Ça lui arrivait si peu souvent d'être sérieux qu'Elo mit bien une minute à s'accoutumer à la situation.
-Moi aussi.
Ils se regardaient, encore et encore.
-J'ai bien fait de venir, alors ? demanda-il, un sourire irrésistible aux lèvres.
-Oh que oui.
Elo se mit debout et enjamba son accoudoir pour rejoindre Léo sur son siège. À califourchon sur lui, sa robe n'était plus sur ses jambes et il ne restait que sa culotte et le jean de Léo entre leurs peaux.
-Tu m'as manqué, dit alors doucement Elo.
-Je t'ai manqué comment ? dit-il avec un sourire taquin.
-Fort.
-Fort comment ?
Elo déposa ses lèvres sur celles de Léo, et ils entrouvrirent les lèvres au même moments. Leurs langues se trouvèrent aussitôt sans s'entrechoquer, une habitude agréable qu'ils n'avaient pas perdue. Elo retira sa robe d'elle-même, sans lui demander son avis. Et vu son regard quand il aperçut son soutien-gorge, il ne sembla pas s'en plaindre.
Ils étaient tous les deux en sous-vêtements quand Léo interrompit leur étreinte en murmurant :
-Bouge pas.
Elo, surprise, fronça les sourcils en le regardant passer sur l'autre siège. Il sortit son téléphone de sa poche, puis dit :
-Allez, souris.
La brune n'eut pas trop de mal à s'exécuter. De toute manière, son sourire n'avait pas quitté ses lèvres depuis qu'elle avait retrouvé Léo.

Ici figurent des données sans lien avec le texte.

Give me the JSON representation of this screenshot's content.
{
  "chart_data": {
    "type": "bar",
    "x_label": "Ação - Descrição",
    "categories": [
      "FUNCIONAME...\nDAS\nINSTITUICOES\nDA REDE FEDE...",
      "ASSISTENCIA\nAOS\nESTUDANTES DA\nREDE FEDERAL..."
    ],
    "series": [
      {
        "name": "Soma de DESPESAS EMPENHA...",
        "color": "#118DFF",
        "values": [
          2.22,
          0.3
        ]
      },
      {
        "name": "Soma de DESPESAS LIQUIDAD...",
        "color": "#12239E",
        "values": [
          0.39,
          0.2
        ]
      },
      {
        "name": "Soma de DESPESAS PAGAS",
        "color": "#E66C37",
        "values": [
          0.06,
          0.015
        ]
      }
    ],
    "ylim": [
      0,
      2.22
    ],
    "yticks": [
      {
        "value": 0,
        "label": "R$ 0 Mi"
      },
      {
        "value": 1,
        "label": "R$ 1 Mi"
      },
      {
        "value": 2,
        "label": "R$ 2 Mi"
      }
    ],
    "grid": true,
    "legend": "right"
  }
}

-Je l'ai envoyé à Garance, dit-il alors avec un grand sourire en rejoignant de nouveau Elo sur son siège.
-T'es vraiment un ptit bâtard, murmura-elle sans pour autant arrêter de sourire alors qu'il l'embrassait dans le cou.
-Œil pour œil, dent pour dent. Et maintenant, doigts pour chatte.
-Gros porc !
Ils éclatèrent de rire en même temps, puis leurs lèvres se rencontrèrent de nouveau.
Cette nuit-là, Elo comprit que cette année elle n'avait pas fait que survivre.
Cette année, Elo avait vécu pour de vrai.